Commodities tem isso de concorrência por volume. Ninguém é insubstituível no mercado. Então, não é que eu ache que só pobre liga para essa pornografia de vídeos curtos, é que é justamente essa parte que virou commodity. O pobre está consumindo o que é mais barato, que se exploda se faz bem ou mal para a mente no longo prazo.

Já a parcela mais abastada e/ou educada da população… bom, aí temos que voltar na ideia de separação de ato e desejo. O desejo pode ficar tão abstrato ao ponto de ter gente formando relações com inteligências artificiais. Ele pode ir se adaptando a outras atividades, especialmente se o ato do sexo começar a ficar complicado. O ser humano mais bem conectado com o mundo está debaixo de uma tsunami de informação, sua atenção disputada a tapa por qualquer tela e com menos tempo de treinar e aperfeiçoar relações com outros humanos.
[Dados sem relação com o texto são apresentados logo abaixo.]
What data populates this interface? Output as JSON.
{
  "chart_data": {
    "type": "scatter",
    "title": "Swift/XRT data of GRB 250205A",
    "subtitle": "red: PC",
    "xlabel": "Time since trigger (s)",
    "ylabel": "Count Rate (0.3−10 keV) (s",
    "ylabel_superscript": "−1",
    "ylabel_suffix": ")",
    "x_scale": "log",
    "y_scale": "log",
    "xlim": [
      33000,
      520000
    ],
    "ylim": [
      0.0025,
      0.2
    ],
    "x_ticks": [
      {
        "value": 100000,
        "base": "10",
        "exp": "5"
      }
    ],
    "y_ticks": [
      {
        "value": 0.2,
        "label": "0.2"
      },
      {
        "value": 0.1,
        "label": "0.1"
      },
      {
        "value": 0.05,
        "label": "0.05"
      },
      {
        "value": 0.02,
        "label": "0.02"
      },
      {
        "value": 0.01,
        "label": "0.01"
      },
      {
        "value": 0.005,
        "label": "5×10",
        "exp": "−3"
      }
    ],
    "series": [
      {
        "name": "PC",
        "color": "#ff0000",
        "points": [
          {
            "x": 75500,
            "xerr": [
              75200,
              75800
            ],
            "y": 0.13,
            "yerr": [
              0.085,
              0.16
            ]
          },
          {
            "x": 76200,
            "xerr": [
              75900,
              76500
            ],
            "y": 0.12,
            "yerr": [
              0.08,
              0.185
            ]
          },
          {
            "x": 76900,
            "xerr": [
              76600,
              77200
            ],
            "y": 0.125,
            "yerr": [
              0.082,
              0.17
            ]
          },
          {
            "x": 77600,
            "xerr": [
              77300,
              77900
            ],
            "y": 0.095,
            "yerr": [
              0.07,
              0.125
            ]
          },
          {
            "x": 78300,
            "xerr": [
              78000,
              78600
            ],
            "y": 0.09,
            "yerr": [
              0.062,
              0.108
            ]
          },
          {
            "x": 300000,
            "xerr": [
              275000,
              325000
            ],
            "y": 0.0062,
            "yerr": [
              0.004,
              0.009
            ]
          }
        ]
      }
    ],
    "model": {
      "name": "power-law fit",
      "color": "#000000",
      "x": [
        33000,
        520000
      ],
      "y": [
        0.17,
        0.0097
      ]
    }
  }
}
Novamente, pode ser questão de conveniência. O pacote de unir ato e desejo no sexo fica mais caro em comparação com outras atividades. E aí, como o sexo commodity vai se espalhando pela sociedade sem parar, me parece natural que pareça uma troca de baixo valor para quem tem mais opções ou para quem já tenha tido uma criação muito online.

Sexo custava mais caro, o real e os substitutos. E quem não tem muita noção da parte emocional dificilmente entende por que se pagava tanto por ele. Não ter essa noção é algo que une pessoas mais brutalizadas por ambientes de baixo desenvolvimento e curiosamente, pessoas que tem opções demais.

Isso se reflete na pessoa mais simples se viciando em pornografia porque é o mais “barato” disponível, e na pessoa mais jovem e educada vendo o pacote todo como muito barulho por nada. Em ambos os casos, é o sexo commodity mudando o valor da coisa para as pessoas.

E explica também como ao mesmo tempo você pode achar que esse mundo está muito baixaria ao mesmo tempo que acha que o jovem não quer mais transar. As coisas se complementam. Muita oferta derruba o preço. Quem não conseguia comprar vai se empanturrar, e quem via valor na escassez agora enxerga como algo nunca mais vai faltar.